Эдгар Опперман, сидя у себя в кабинете заведующего ларингологическим отделением городской клиники, подписывал, не читая, ряд писем, которые подавала ему сестра Елена.
— Ну вот, сестра Елена, — сказал он, — а теперь я еще забегу на минутку в лабораторию.
Он казался переутомленным, задерганным; сестра Елена с радостью предоставила бы ему эти четверть часа покоя в лаборатории. Но положение угрожающее, времени терять нельзя. «Полагаю, — сказал ей тайный советник Лоренц, — что теперь это дело должна взять в свои руки решительная женщина».

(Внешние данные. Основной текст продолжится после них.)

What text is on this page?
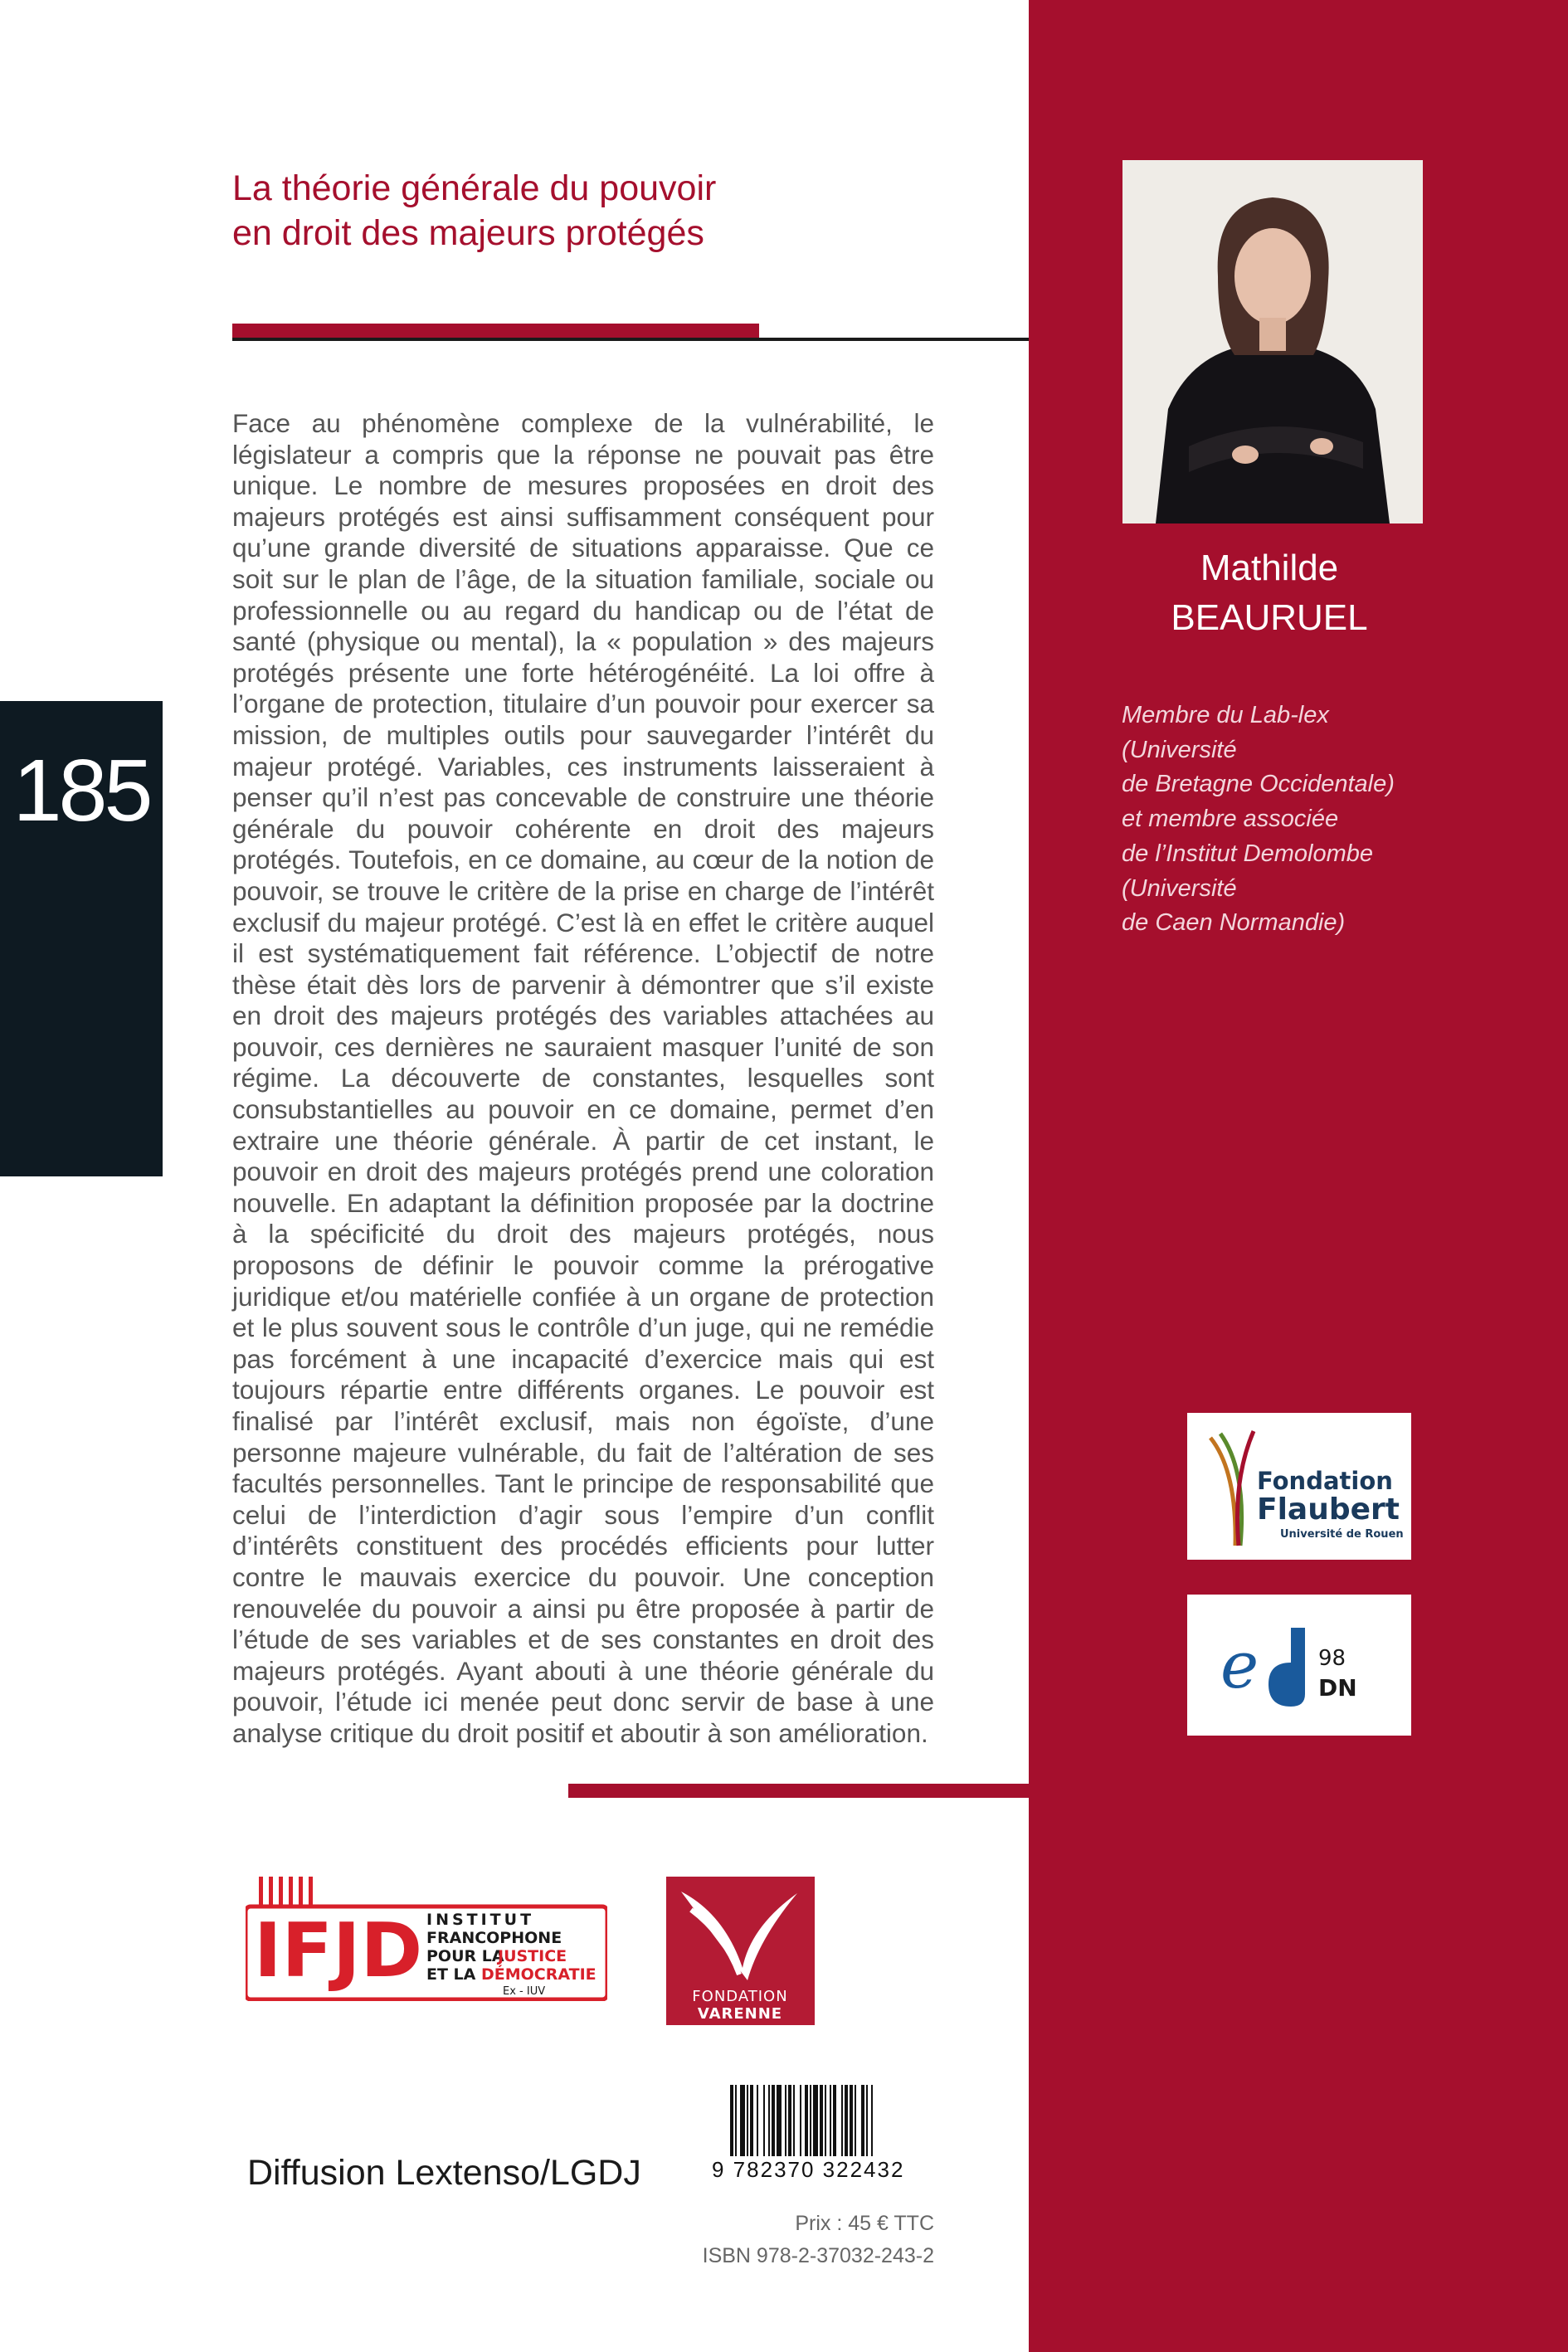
185
La théorie générale du pouvoir
en droit des majeurs protégés

Face au phénomène complexe de la vulnérabilité, le législateur a compris que la réponse ne pouvait pas être unique. Le nombre de mesures proposées en droit des majeurs protégés est ainsi suffisamment conséquent pour qu’une grande diversité de situations apparaisse. Que ce soit sur le plan de l’âge, de la situation familiale, sociale ou professionnelle ou au regard du handicap ou de l’état de santé (physique ou mental), la « population » des majeurs protégés présente une forte hétérogénéité. La loi offre à l’organe de protection, titulaire d’un pouvoir pour exercer sa mission, de multiples outils pour sauvegarder l’intérêt du majeur protégé. Variables, ces instruments laisseraient à penser qu’il n’est pas concevable de construire une théorie générale du pouvoir cohérente en droit des majeurs protégés. Toutefois, en ce domaine, au cœur de la notion de pouvoir, se trouve le critère de la prise en charge de l’intérêt exclusif du majeur protégé. C’est là en effet le critère auquel il est systématiquement fait référence. L’objectif de notre thèse était dès lors de parvenir à démontrer que s’il existe en droit des majeurs protégés des variables attachées au pouvoir, ces dernières ne sauraient masquer l’unité de son régime. La découverte de constantes, lesquelles sont consubstantielles au pouvoir en ce domaine, permet d’en extraire une théorie générale. À partir de cet instant, le pouvoir en droit des majeurs protégés prend une coloration nouvelle. En adaptant la définition proposée par la doctrine à la spécificité du droit des majeurs protégés, nous proposons de définir le pouvoir comme la prérogative juridique et/ou matérielle confiée à un organe de protection et le plus souvent sous le contrôle d’un juge, qui ne remédie pas forcément à une incapacité d’exercice mais qui est toujours répartie entre différents organes. Le pouvoir est finalisé par l’intérêt exclusif, mais non égoïste, d’une personne majeure vulnérable, du fait de l’altération de ses facultés personnelles. Tant le principe de responsabilité que celui de l’interdiction d’agir sous l’empire d’un conflit d’intérêts constituent des procédés efficients pour lutter contre le mauvais exercice du pouvoir. Une conception renouvelée du pouvoir a ainsi pu être proposée à partir de l’étude de ses variables et de ses constantes en droit des majeurs protégés. Ayant abouti à une théorie générale du pouvoir, l’étude ici menée peut donc servir de base à une analyse critique du droit positif et aboutir à son amélioration.

Mathilde
BEAURUEL
Membre du Lab-lex
(Université
de Bretagne Occidentale)
et membre associée
de l’Institut Demolombe
(Université
de Caen Normandie)
Fondation
Flaubert
Université de Rouen
e	98
DN
IFJD INSTITUT
FRANCOPHONE
POUR LA
JUSTICE
ET LA DÉMOCRATIE
Ex - IUV	FONDATION
VARENNE
Diffusion Lextenso/LGDJ	9 782370 322432
Prix : 45 € TTC
ISBN 978-2-37032-243-2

— Мне очень жаль, господин профессор, — остановила она его, — но я не могу еще отпустить вас. Пожалуйста, прочтите это. — Она протянула ему две газетные вырезки.

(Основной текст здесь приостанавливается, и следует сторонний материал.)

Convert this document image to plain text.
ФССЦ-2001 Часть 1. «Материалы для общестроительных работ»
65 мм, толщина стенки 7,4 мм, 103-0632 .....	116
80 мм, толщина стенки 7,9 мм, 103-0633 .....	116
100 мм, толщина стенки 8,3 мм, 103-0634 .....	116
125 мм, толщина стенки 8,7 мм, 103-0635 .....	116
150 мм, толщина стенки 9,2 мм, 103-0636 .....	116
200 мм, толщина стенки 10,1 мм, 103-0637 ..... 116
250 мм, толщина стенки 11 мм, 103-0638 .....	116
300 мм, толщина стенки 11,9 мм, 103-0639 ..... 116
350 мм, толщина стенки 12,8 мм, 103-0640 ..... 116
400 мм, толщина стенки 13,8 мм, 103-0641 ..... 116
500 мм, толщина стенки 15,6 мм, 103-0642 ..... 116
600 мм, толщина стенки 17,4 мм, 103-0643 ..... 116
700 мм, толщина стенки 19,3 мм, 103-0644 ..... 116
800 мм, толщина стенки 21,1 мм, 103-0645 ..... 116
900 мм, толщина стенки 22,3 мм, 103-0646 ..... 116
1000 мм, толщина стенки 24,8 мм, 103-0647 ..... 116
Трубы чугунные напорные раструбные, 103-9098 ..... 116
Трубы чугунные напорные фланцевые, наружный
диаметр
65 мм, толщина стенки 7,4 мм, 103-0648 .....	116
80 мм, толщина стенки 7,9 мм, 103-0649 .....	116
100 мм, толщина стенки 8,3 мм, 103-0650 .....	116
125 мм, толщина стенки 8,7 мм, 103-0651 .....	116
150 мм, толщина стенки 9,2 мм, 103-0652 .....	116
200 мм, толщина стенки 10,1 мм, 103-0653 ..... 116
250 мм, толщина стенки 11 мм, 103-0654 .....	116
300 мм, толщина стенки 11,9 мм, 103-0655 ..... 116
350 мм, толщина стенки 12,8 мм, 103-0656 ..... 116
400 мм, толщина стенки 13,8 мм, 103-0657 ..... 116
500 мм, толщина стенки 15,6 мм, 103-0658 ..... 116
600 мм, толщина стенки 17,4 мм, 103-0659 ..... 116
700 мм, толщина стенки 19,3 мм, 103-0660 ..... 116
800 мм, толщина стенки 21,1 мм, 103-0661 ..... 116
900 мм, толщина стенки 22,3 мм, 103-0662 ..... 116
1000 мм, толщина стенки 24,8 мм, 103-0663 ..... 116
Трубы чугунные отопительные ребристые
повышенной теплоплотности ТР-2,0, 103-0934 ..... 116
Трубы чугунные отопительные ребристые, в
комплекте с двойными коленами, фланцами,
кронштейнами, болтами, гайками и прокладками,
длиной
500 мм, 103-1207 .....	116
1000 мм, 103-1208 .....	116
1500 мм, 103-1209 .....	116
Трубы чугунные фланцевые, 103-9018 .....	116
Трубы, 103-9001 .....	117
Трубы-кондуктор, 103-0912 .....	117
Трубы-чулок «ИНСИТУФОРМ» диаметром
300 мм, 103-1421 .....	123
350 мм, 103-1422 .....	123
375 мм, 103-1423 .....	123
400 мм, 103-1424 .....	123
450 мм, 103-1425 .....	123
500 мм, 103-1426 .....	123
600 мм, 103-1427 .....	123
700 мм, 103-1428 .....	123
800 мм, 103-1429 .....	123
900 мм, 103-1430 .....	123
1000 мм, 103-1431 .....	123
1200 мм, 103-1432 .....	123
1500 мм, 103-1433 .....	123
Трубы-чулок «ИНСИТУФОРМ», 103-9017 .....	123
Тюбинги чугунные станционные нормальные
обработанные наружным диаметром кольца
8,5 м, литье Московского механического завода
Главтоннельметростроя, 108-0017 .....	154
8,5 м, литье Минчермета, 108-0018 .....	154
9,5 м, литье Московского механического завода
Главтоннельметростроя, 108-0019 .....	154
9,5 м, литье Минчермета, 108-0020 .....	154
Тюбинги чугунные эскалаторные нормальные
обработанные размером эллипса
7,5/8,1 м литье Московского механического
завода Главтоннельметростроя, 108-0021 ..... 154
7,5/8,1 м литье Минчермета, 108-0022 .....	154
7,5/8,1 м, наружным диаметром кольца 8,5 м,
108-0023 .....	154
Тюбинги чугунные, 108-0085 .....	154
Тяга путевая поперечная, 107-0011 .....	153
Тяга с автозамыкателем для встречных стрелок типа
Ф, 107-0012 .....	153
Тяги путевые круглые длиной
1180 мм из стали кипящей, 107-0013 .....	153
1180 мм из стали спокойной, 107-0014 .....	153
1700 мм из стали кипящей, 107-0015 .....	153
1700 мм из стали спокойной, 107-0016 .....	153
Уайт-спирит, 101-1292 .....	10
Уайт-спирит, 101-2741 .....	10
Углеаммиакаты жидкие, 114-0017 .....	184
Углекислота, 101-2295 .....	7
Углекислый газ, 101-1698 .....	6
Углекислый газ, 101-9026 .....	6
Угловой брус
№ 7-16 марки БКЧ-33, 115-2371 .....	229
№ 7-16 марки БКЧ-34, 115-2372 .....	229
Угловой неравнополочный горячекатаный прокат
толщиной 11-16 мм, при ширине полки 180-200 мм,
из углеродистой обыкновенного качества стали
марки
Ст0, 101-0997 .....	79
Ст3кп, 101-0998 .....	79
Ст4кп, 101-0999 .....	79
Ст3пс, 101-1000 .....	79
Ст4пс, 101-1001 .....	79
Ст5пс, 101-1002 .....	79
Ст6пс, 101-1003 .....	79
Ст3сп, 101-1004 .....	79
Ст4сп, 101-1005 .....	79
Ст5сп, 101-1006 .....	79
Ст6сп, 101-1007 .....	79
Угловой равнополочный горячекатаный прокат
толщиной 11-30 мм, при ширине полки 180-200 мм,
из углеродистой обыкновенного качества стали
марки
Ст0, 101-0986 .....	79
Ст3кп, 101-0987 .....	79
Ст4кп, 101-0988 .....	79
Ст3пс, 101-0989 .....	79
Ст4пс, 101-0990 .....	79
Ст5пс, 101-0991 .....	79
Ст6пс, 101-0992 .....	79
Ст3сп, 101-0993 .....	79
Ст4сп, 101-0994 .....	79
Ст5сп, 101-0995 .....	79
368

— Вы обращаетесь со мной все строже и строже, сестра Елена, — попытался пошутить Эдгар.
Он послушно взял вырезки, стал читать. Это были обычные нападки на него, лишь тон их стал грубее, наглее. В одном случае из двух, говорилось там, оппермановский способ влечет за собой смерть оперируемого; для своих разбойничьих опытов Эдгар Опперман пользуется почти исключительно неимущими пациентами. Это замаскированные ритуальные убийства, которые жидовский врач совершает на глазах всей общественности, чтобы жидовская пресса курила ему фимиам. Глаза Эдгара потемнели от гнева.
— Они все это пишут не первый месяц, — раздраженно бросил он. — Неужели нельзя избавить меня от необходимости читать эту мазню?

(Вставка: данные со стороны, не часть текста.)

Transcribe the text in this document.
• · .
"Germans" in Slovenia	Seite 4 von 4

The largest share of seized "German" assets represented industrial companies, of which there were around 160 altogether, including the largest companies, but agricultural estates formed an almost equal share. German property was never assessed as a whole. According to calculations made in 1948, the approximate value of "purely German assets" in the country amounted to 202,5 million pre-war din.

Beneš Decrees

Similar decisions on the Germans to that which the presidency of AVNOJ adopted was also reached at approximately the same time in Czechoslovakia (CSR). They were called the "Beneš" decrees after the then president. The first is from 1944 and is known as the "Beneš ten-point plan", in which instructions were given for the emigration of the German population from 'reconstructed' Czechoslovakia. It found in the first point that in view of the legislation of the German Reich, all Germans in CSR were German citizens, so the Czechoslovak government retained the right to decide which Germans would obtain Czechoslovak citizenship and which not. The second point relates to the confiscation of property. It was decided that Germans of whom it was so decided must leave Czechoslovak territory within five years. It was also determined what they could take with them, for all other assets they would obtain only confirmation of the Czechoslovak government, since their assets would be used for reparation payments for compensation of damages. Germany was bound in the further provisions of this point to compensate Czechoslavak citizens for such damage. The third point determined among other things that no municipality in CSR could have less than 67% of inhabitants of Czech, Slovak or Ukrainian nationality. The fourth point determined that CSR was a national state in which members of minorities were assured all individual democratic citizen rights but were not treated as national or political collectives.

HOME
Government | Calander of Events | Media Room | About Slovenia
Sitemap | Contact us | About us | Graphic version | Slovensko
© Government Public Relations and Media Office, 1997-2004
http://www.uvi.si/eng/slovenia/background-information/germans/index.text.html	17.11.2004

— Нет, — коротко отрезала сестра Елена. После сердитой реплики Эдгара голос ее прозвучал особенно тихо, но очень решительно. — Нельзя больше закрывать глаза, господин профессор, — продолжала она строго. Так она обычно разговаривала с пациентами, когда заставляла их принимать неприятную микстуру. — Вы должны что-либо предпринять.
— Но ведь общеизвестно, — нетерпеливо перебил ее Эдгар, — что случаев со смертельным исходом у нас только четырнадцать, три десятых процента. Даже Варгуус признает, что более пятидесяти процентов безнадежных больных, после применения оппермановского способа, выздоравливают. — Он сделал над собой усилие, улыбнулся. — Я всегда готов прийти на помощь, сестра Елена. Но если сатана вселился в этих свиней, мое ли дело изгонять его? Вы слишком много требуете от меня.
Сестра Елена не сдавалась. Она села, она и не думала так быстро закончить разговор. Крепкая, массивная, сидела она против Эдгара. Статьи этих газет, толковала она ему, читают не медики, а одураченный фанатический сброд. Он, этот одураченный сброд, оказывает влияние на судьбы городских клиник. Нельзя больше отмалчиваться.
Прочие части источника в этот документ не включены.